Monday 26 November 2007

Drama on the radio and an episode of 'Lost' in a small hotel.



I spent the week-end in Norwich on a radio writing course with Jonathan Myerson. Much was learnt about the nature of plots, dialogue, icebergs where the huge back story below the water supports the small but perfect play above the surface, nesting by actors (small nervous ticks that get them settled into dialogue….Ahhh…Well… Mmmm etc). In the end the listener craves a story and not just an experience but hopefully a good story can give you both.
I stayed in an old hotel in the city centre near the cathedral and kept getting lost. It had a Tardis element to it, being deceptively bigger than its exterior would suggest. As I followed the number signs looking for my room I seemed to go down to go up and left to go right. I felt I was gradually becoming a character in an Escher drawing wandering endlessly in a confined space; doomed to travel up and down staircases but never to arrive. Once I found my room I tried various routes to the outside world. One led me to a door marked Quiet Exam in Progress..did that mean “Do not come through” or did that mean “Come through but be quiet”. It had taken me several staircases and long corridors to find this door which seemed to offer the prospect of escape.
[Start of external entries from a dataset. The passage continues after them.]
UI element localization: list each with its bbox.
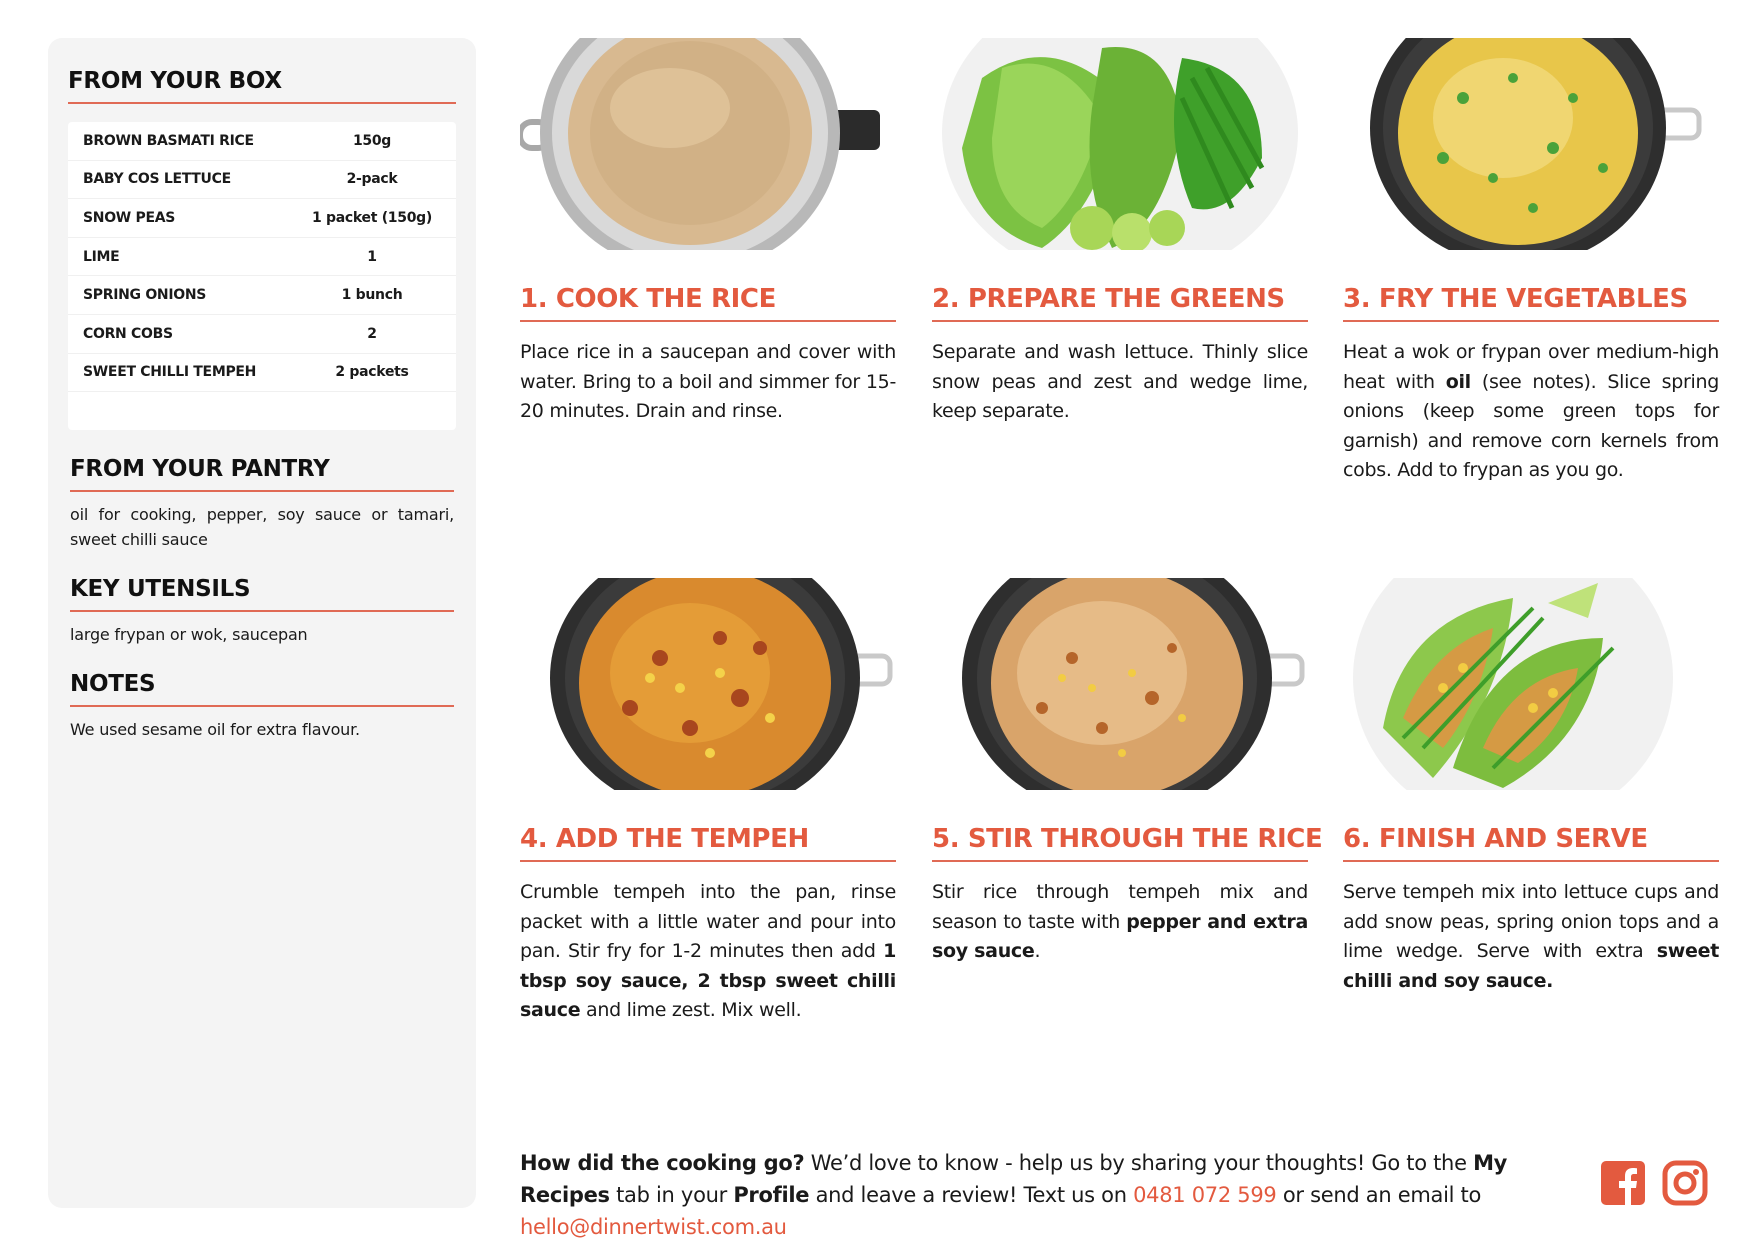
phone-link[interactable]: 0481 072 599	[1133, 1183, 1277, 1207]
ingredient-quantity: 150g	[352, 132, 392, 149]
ingredient-name: SWEET CHILLI TEMPEH	[83, 364, 257, 381]
ingredient-quantity: 2 packets	[335, 364, 409, 381]
step-3-photo	[1343, 38, 1719, 250]
tempeh-frypan-image	[520, 578, 896, 790]
key-utensils-heading: KEY UTENSILS	[70, 576, 454, 612]
ingredient-name: BABY COS LETTUCE	[83, 171, 231, 188]
ingredient-row	[68, 161, 456, 200]
step-4-title: 4. ADD THE TEMPEH	[520, 824, 896, 862]
ingredient-name: SNOW PEAS	[83, 209, 176, 226]
step-5-instructions: Stir rice through tempeh mix and season to taste with pepper and extra soy sauce.	[932, 881, 1308, 962]
notes-section	[68, 671, 456, 742]
feedback-footer: How did the cooking go? We’d love to know - help us by sharing your thoughts! Go to the My Recipes tab in your Profile and leave a review! Text us on 0481 072 599 or send an email to hello@dinnertwist.com.au	[520, 1151, 1508, 1239]
step-4	[520, 578, 896, 1026]
key-utensils-section	[68, 576, 456, 647]
feedback-question: How did the cooking go?	[520, 1151, 805, 1175]
step-1	[520, 38, 896, 427]
step-5-title: 5. STIR THROUGH THE RICE	[932, 824, 1308, 862]
step-2-title: 2. PREPARE THE GREENS	[932, 284, 1308, 322]
ingredient-row	[68, 315, 456, 354]
step-2	[932, 38, 1308, 427]
corn-frypan-image	[1343, 38, 1719, 250]
step-1-instructions: Place rice in a saucepan and cover with water. Bring to a boil and simmer for 15-20 minutes. Drain and rinse.	[520, 341, 896, 422]
ingredient-quantity: 1 bunch	[341, 287, 403, 304]
step-4-instructions: Crumble tempeh into the pan, rinse packet with a little water and pour into pan. Stir fry for 1-2 minutes then add 1 tbsp soy sauce, 2 tbsp sweet chilli sauce and lime zest. Mix well.	[520, 881, 896, 1021]
step-6-instructions: Serve tempeh mix into lettuce cups and add snow peas, spring onion tops and a lime wedge. Serve with extra sweet chilli and soy sauce.	[1343, 881, 1719, 992]
step-5-photo	[932, 578, 1308, 790]
step-3-instructions: Heat a wok or frypan over medium-high heat with oil (see notes). Slice spring onions (keep some green tops for garnish) and remove corn kernels from cobs. Add to frypan as you go.	[1343, 341, 1719, 481]
profile-link[interactable]: Profile	[733, 1183, 810, 1207]
from-your-box-heading: FROM YOUR BOX	[68, 68, 456, 104]
utensils-list: large frypan or wok, saucepan	[70, 625, 308, 645]
greens-plate-image	[932, 38, 1308, 250]
email-link[interactable]: hello@dinnertwist.com.au	[520, 1215, 787, 1239]
ingredient-row	[68, 276, 456, 315]
step-1-photo	[520, 38, 896, 250]
fried-rice-frypan-image	[932, 578, 1308, 790]
instagram-icon[interactable]	[1662, 1160, 1708, 1206]
notes-text: We used sesame oil for extra flavour.	[70, 720, 360, 740]
step-1-title: 1. COOK THE RICE	[520, 284, 896, 322]
ingredients-sidebar	[48, 38, 476, 1208]
notes-heading: NOTES	[70, 671, 454, 707]
ingredient-name: CORN COBS	[83, 325, 173, 342]
step-3	[1343, 38, 1719, 486]
step-6	[1343, 578, 1719, 996]
ingredient-quantity: 1	[367, 248, 377, 265]
pantry-list: oil for cooking, pepper, soy sauce or tamari, sweet chilli sauce	[70, 505, 454, 550]
facebook-icon[interactable]	[1600, 1160, 1646, 1206]
rice-strainer-image	[520, 38, 896, 250]
ingredient-quantity: 2	[367, 325, 377, 342]
ingredient-row	[68, 199, 456, 238]
ingredient-name: SPRING ONIONS	[83, 287, 207, 304]
from-your-pantry-section	[68, 456, 456, 552]
step-4-photo	[520, 578, 896, 790]
step-6-photo	[1343, 578, 1719, 790]
ingredient-row	[68, 354, 456, 393]
social-links	[1600, 1160, 1708, 1206]
ingredient-quantity: 1 packet (150g)	[312, 209, 432, 226]
ingredient-name: BROWN BASMATI RICE	[83, 132, 254, 149]
step-6-title: 6. FINISH AND SERVE	[1343, 824, 1719, 862]
step-2-instructions: Separate and wash lettuce. Thinly slice snow peas and zest and wedge lime, keep separate.	[932, 341, 1308, 422]
ingredient-row	[68, 238, 456, 277]
ingredient-name: LIME	[83, 248, 120, 265]
my-recipes-link[interactable]: My Recipes	[520, 1151, 1508, 1207]
step-2-photo	[932, 38, 1308, 250]
ingredients-table	[68, 122, 456, 430]
ingredient-quantity: 2-pack	[346, 171, 398, 188]
from-your-pantry-heading: FROM YOUR PANTRY	[70, 456, 454, 492]
step-3-title: 3. FRY THE VEGETABLES	[1343, 284, 1719, 322]
step-5	[932, 578, 1323, 967]
lettuce-cups-image	[1343, 578, 1719, 790]
ingredient-row	[68, 122, 456, 161]
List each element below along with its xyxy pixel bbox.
Do I follow my trail of hotel shortbread biscuit crumbs back from whence I came or go through the door? I peeked through the small port-hole window in the door, several people had their heads bent over tables scribbling furiously.

I used to hate that feeling standing outside an exam room waiting to go in. Pens and pencils clutched to my fast beating heart. I still have the odd nightmare when I find myself outside an exam room having done no revision and having no idea what the exam is. Of course such anxiety dreams are common but are they particularly English or only amongst those exposed to a particular educational system? Exams serve as the metaphor for fear and anxiety. An exam dream is the subtext for falling short, failing, not being good enough what do those people dream of who have never taken an exam. Probably such people have far more pressing and real fears; death, famine, war and pestilence…exams don’t make the grade as a horseman of the personal apocalypse.

So to return to my Escher experience…. I peer through the window and a man looks up and catches my eye. He gives me a look as if he too feels he is trapped in an Escher drawing with no way out. I turn round and retrace my steps; up, down, round, back, left, right and haven’t I been here before?

I see a sign in the foyer that announces that the Institute of Marketing is holding exams in the Oak Room. Marketing, now there is a stairway not to heaven but to hell.